Back in April 2023, the ECB and EIOPA published a discussion paper on how to address the growing climate protection gap. It highlighted that historically only about one quarter of losses from extreme climate-related events in the EU were insured, and in some countries this share was even below 5%. With climate change expected to continue in the foreseeable future, closing this protection gap has become more urgent than ever.

The discussion paper stressed the vital role of the insurance sector as a tool for climate change adaptation and effective disaster risk management, by helping policyholders and communities recover more quickly. While the role of insurance as a cornerstone of sound risk management and the benefits of high penetration are undeniable, the paper also emphasised that the private insurance sector cannot tackle these growing risks on its own.

Recent events, such as the 2024 floods in Central and Eastern Europe and Spain, further highlighted the challenges facing the EU and its member states. They illustrated the importance of disaster preparedness, the role of adaptation measures to prevent and minimise losses, and the significance of national insurance schemes in reducing the economic impact of natural disasters. The authors also noted that the EU Solidarity Fund had not met expectations and was too small to provide the necessary support.

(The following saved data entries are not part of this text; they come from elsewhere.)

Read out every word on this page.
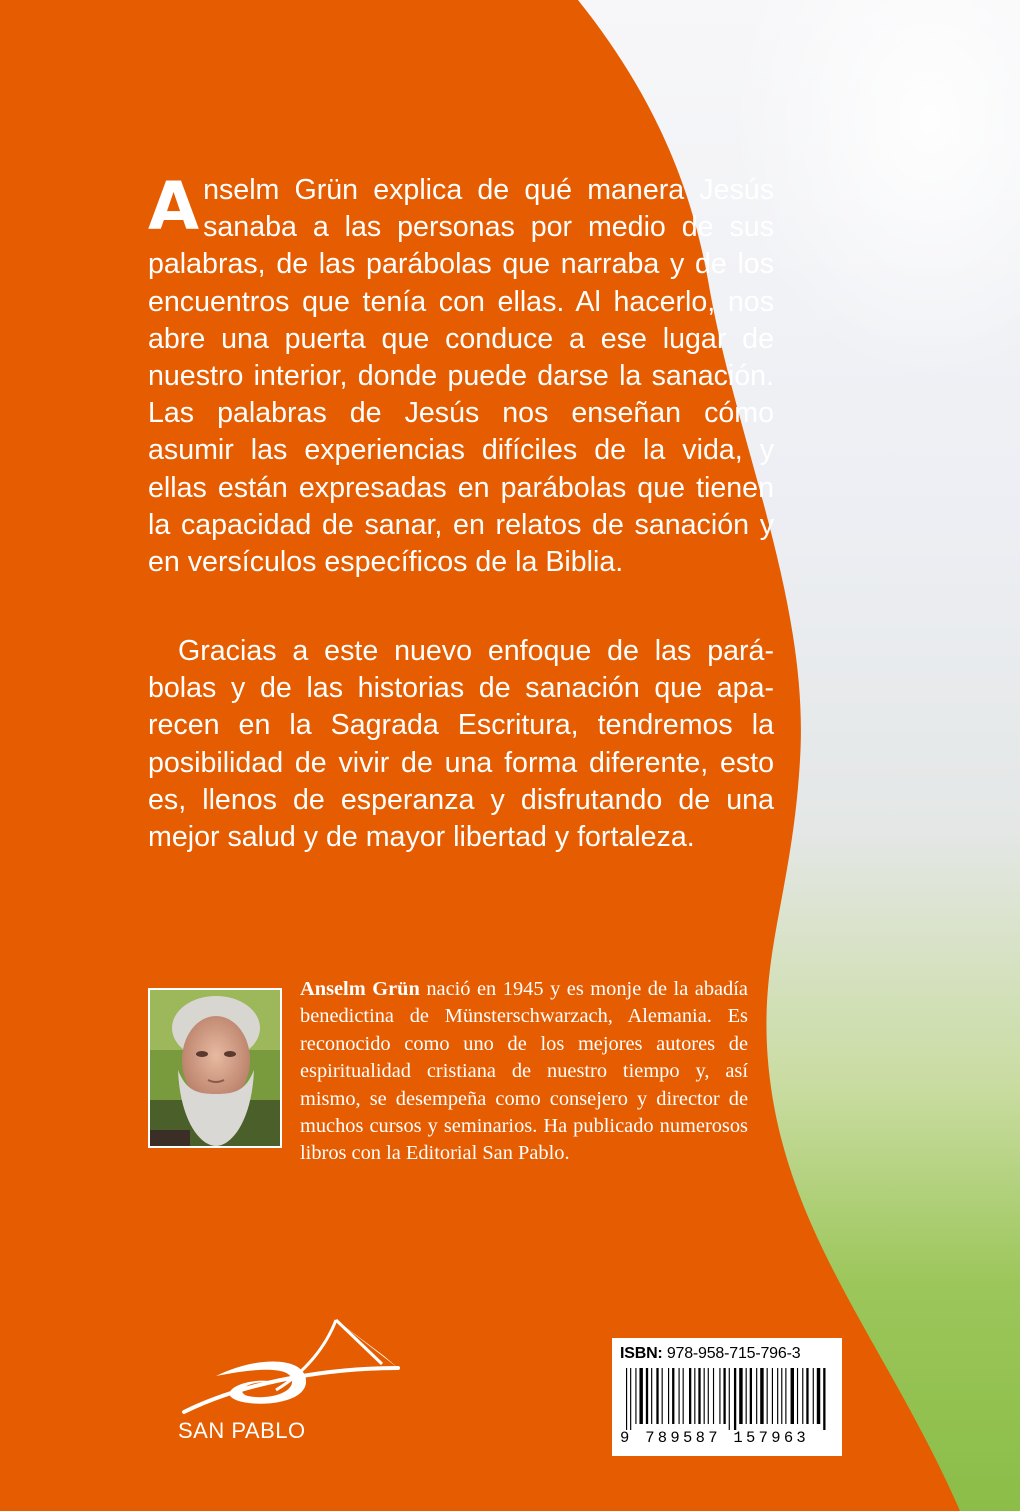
Anselm Grün explica de qué manera Jesús sanaba a las personas por medio de sus palabras, de las parábolas que narraba y de los encuentros que tenía con ellas. Al hacerlo, nos abre una puerta que conduce a ese lugar de nuestro interior, donde puede darse la sanación. Las palabras de Jesús nos enseñan cómo asumir las experiencias difíciles de la vida, y ellas están expresadas en parábolas que tienen la capacidad de sanar, en relatos de sanación y en versículos específicos de la Biblia.

Gracias a este nuevo enfoque de las parábolas y de las historias de sanación que aparecen en la Sagrada Escritura, tendremos la posibilidad de vivir de una forma diferente, esto es, llenos de esperanza y disfrutando de una mejor salud y de mayor libertad y fortaleza.

Anselm Grün nació en 1945 y es monje de la abadía benedictina de Münsterschwarzach, Alemania. Es reconocido como uno de los mejores autores de espiritualidad cristiana de nuestro tiempo y, así mismo, se desempeña como consejero y director de muchos cursos y seminarios. Ha publicado numerosos libros con la Editorial San Pablo.

SAN PABLO
ISBN: 978-958-715-796-3
9 789587 157963
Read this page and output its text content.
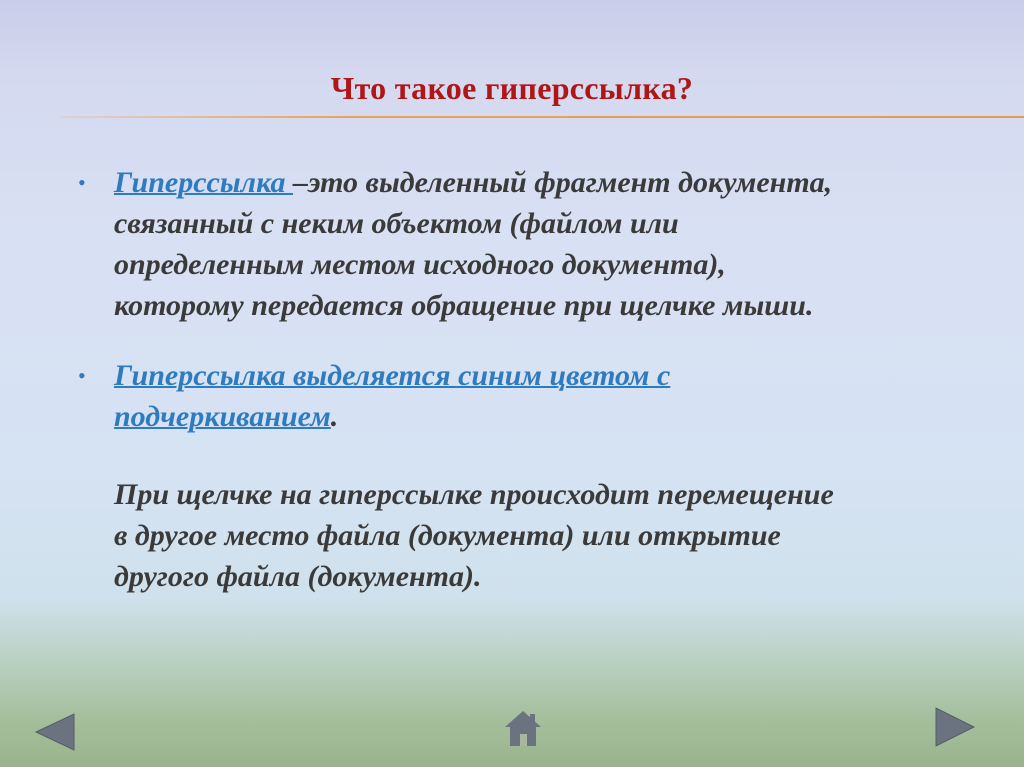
Что такое гиперссылка?
• Гиперссылка –это выделенный фрагмент документа,
связанный с неким объектом (файлом или
определенным местом исходного документа),
которому передается обращение при щелчке мыши.
• Гиперссылка выделяется синим цветом с
подчеркиванием.
При щелчке на гиперссылке происходит перемещение
в другое место файла (документа) или открытие
другого файла (документа).
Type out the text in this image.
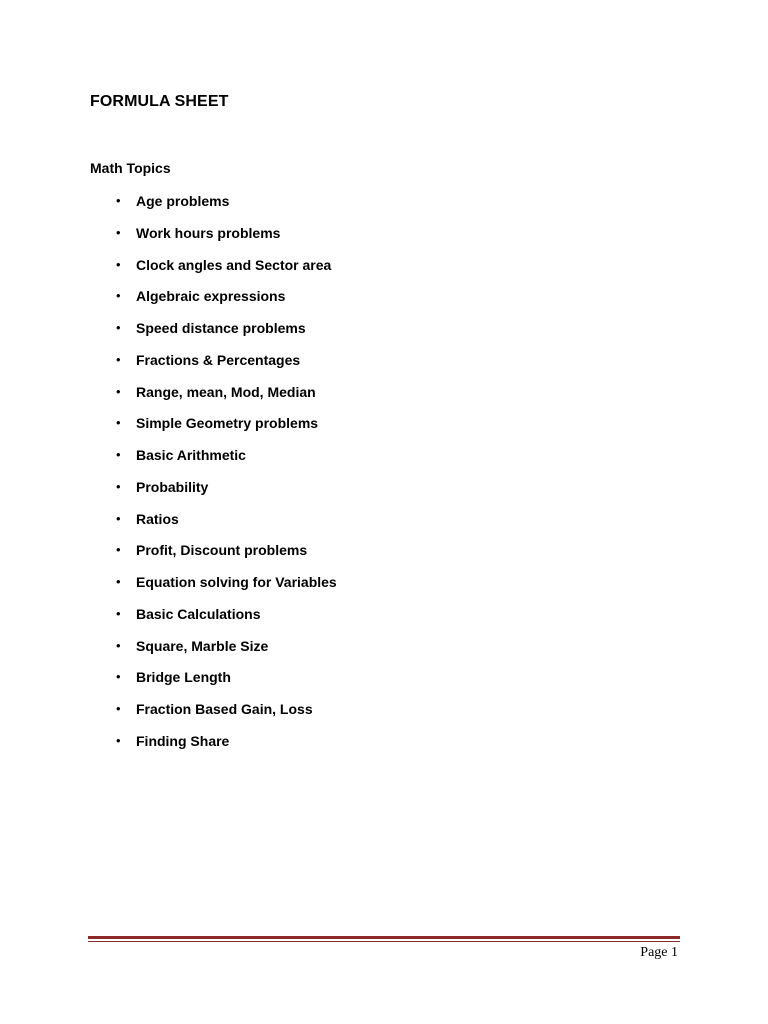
FORMULA SHEET
Math Topics
• Age problems
• Work hours problems
• Clock angles and Sector area
• Algebraic expressions
• Speed distance problems
• Fractions & Percentages
• Range, mean, Mod, Median
• Simple Geometry problems
• Basic Arithmetic
• Probability
• Ratios
• Profit, Discount problems
• Equation solving for Variables
• Basic Calculations
• Square, Marble Size
• Bridge Length
• Fraction Based Gain, Loss
• Finding Share
Page 1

From national schemes to a European framework

Building on their 2023 work, the ECB and EIOPA have now published their joint vision. The paper analyses 12 existing national insurance schemes, eight of which are in Europe (Belgium, Denmark, Spain, France, Iceland, Liechtenstein, Norway, and Romania). These schemes use both private and public funds to reduce protection gaps. The analysis shows that such schemes correlate with higher levels of insurance coverage. They are generally designed to extend coverage and promote risk prevention, often by creating risk-based reinsurance structures with public-private coordination, introducing mandatory cover for certain risks, or improving affordability through national solidarity mechanisms.

However, national schemes have limited diversification opportunities compared to what could be achieved at EU level. A European solution would enable broader risk-sharing, more effective adaptation measures, and better risk management prior to catastrophic events.

Proposed EU-level two-pillar system

Based on the experience of national schemes and existing EU structures, the paper outlines a potential EU-level solution consisting of two pillars, embedded in a multi-layered approach:

Pillar 1: EU-wide public-private reinsurance scheme

  • Aims to expand natural catastrophe insurance coverage where it is currently low.
  • Pools private risks across the EU to strengthen diversification and incentivise national solutions.
  • Could be financed through risk-based premiums from (re)insurers or national schemes.
  • Access would be voluntary.

Pillar 2: EU disaster risk financing fund

  • Aims to strengthen public disaster risk management in member states.
  • Would support the reconstruction of public infrastructure after disasters.
  • Participation would be mandatory for all member states, financed through contributions based on their risk profiles.
  • Payouts would be conditional on the implementation of national adaptation and resilience plans.

The two pillars are designed to complement each other and align with existing national initiatives. They would address market failures in line with the EU principle of subsidiarity, ensuring intervention only where objectives cannot be sufficiently achieved by member states alone.

Next steps

The proposal is intended as a basis for discussion among stakeholders and as a point of comparison with alternative solutions, while preserving the integrity of national schemes. Whether such a mechanism will be established in the EU, as well as its structure and implementation, remains a matter for political debate and decision-making with the involvement of all member states.